Gelbe Seiten: Betroffene selbst können sich im Notfall nicht mehr selbst helfen. Was können Außenstehende tun, wenn sie erkennen, dass Lebensgefahr besteht?

Dr. F. Post: Sie müssen sofort mit Wiederbelebungsmaßnahmen beginnen. Fast jeder kennt die stabile Seitenlage, die hier jedoch gar nichts hilft. Die lebensrettende Wiederbelebung hingegen haben in Deutschland die wenigsten Menschen gelernt. In anderen Ländern ist man da viel weiter. Da wird die Wiederbelebung teilweise schon in der Schule gelehrt. Die Überlebensraten im Notfall sind in diesen Ländern deutlich höher als in Deutschland. Aus meiner Sicht sollte ein Kurs zur Wiederbelebung verpflichtend sein. Es werden immer Menschen „tot umfallen". In den seltensten Fällen steht ein Arzt daneben. Aber häufig ist irgendjemand dabei und könnte das Leben retten, wenn er gelernt hätte, wie.

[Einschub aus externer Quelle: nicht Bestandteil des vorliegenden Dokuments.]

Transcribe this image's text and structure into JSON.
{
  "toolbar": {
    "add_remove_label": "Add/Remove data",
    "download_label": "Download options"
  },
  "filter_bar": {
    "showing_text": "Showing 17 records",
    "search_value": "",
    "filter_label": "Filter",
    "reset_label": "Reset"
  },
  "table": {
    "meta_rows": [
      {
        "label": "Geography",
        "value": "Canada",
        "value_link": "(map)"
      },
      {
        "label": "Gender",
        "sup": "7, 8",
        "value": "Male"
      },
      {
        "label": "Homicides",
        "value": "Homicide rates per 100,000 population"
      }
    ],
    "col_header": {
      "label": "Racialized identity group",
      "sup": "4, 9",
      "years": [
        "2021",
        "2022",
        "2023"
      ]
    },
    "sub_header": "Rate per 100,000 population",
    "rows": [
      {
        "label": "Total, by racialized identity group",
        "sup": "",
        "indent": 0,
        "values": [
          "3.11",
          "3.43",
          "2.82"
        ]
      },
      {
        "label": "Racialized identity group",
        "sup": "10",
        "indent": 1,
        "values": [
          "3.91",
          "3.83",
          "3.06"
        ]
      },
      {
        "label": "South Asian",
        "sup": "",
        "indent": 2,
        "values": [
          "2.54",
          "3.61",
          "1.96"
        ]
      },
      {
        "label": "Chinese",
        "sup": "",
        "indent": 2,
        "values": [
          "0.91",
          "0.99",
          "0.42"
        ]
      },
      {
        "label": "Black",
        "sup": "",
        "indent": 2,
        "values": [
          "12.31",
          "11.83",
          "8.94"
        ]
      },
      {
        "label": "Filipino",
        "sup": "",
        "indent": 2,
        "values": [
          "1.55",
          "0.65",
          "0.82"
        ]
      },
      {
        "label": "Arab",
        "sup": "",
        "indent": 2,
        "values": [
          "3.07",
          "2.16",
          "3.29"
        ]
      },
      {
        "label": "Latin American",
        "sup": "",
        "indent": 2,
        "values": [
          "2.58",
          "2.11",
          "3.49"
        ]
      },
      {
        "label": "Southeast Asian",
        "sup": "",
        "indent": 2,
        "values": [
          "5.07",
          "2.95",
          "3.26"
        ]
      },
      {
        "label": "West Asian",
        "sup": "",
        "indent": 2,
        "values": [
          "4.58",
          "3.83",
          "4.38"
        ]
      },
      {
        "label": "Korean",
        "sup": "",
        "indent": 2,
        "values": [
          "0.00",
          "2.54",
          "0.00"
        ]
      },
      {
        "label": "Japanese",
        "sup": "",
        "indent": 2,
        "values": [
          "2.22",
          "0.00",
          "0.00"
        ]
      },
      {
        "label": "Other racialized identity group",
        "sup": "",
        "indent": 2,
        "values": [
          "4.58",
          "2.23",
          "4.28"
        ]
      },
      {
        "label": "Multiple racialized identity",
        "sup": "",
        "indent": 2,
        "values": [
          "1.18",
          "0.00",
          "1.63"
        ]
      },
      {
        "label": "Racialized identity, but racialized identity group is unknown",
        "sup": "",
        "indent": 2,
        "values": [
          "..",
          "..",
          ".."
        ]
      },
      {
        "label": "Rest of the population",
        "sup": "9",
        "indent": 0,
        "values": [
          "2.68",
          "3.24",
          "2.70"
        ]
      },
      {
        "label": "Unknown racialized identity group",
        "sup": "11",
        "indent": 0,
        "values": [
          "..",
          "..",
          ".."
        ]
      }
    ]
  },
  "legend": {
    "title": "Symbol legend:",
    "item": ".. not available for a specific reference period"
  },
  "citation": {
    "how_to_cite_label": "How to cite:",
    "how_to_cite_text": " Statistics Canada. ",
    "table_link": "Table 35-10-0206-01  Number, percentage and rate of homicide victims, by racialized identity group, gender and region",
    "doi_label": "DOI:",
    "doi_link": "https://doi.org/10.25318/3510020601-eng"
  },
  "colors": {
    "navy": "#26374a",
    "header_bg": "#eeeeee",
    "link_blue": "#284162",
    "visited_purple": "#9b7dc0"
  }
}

Gelbe Seiten: Vielen Dank für das Gespräch.

Disclaimer: Dieser Text enthält nur allgemeine Hinweise und ist nicht zur Selbstdiagnose oder -behandlung geeignet. Er kann einen Arztbesuch nicht ersetzen. Alle individuellen Fragen, die Sie zu Ihrer Erkrankung oder Therapie haben, besprechen Sie mit Ihrem behandelnden Arzt.